Inside the supermarket, avoid those highly-processed foods. Don’t let yourself be swayed by any food that claims to be a diabetic food – read the labels carefully. Although they might seem to be lower in sugars, these foods often contain other substances that will raise blood sugar when they break down. Look out for sugar alcohols — including mannitol, sorbitol and xylitol. Sugar alcohols can increase your blood sugar level (although not as much as sugars), so should not be considered a “freebee” food. Additionally, products such as diabetic ice cream, cookies, and candy MAY contain more calories than the foods they are replacing. Read labels and compare products!
In the produce aisle, select fresh vegetables and fruits, as well as fresh herbs and spices to add flavor to your meals. Remember, all fruits and vegetables have carbohydrates, although they are complex carbohydrates, they still have an affect on blood sugar. Diabetic friendly vegetable selections include: celery, zucchini, peppers, and broccoli, as well as leafy greens. In the fruit family, choose grapefruit, berries, watermelon, cantaloupe and rhubarb. Fruits such as bananas, dates, mangos and pineapples should be consumed in moderation, as well as fruit juices.
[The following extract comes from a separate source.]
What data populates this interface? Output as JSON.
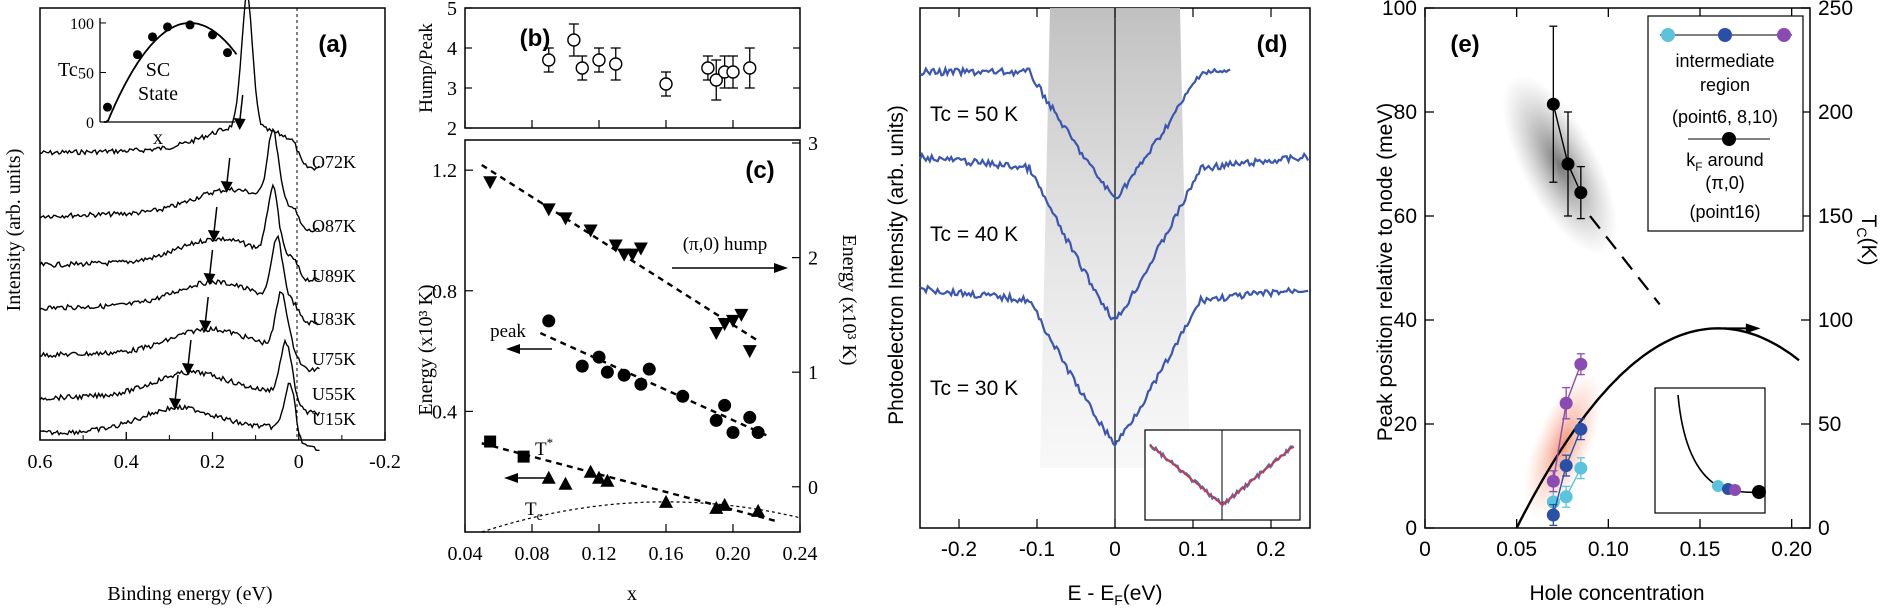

When buying grains, choose whole grains such as whole grain breads, brown rice, quinoa, and, buckwheat and always make sure that the word whole precedes the word grain on things like breads and pastas. Look for breads and cereals that do not list high fructose corn sweetener or other sugars including sugar, cane syrup or honey, on their ingredient labels.
People with diabetes are at a higher risk of developing cardiovascular complications. So, it is also advised to avoid foods that are high in saturated fat and trans-fats. Fats that are solid at room temperature [like butter and Crisco] are saturated fats. Good options in the dairy aisle include 1 percent or skim milk, cottage cheese, non-fat yogurts, and non-fat cream cheeses.
When buying meats, avoid lunch meats and processed meats like sausage and bacon, select low-fat cuts without visible fat. Choose meat with seven percent fat or 99 percent fat-free ground meats such as turkey. Buy skinless poultry, fish or shellfish. Be sure to choose fish that are high in omega-3 fats, such as mackerel, herring, salmon, tuna, lake trout, and sardines.
As with any healthful diet, you can still enjoy treats here and there. Indulge your sweet tooth now and then with a small piece of dark chocolate, whole grain bread with peanut butter (but check how many grams of sugars – should be less than 3 grams), popcorn or frozen (no sugar added) fruit bar. Be sure to read the label for sugar content on any treats you select.
Most people with diabetes can eat foods containing sugar as long as the total amount of carbs for that meal or snack is consistent. Many research studies have shown that meals which contain sugar do not make the blood sugar rise higher than meals of equal carbohydrate levels which do not contain sugar. However, if the sugar-containing meal contains more carbs, the blood sugar levels will go up.
Everyone's diabetes and individual nutritional needs are different. Still, the focus of any diabetes eating plan is pretty much the same as any healthful diet — a nutrient-rich blend of foods that are low in fat and calories and based on moderate serving sizes. If your local supermarket has an in-store dietician, ask them for shopping tips based on your individual needs.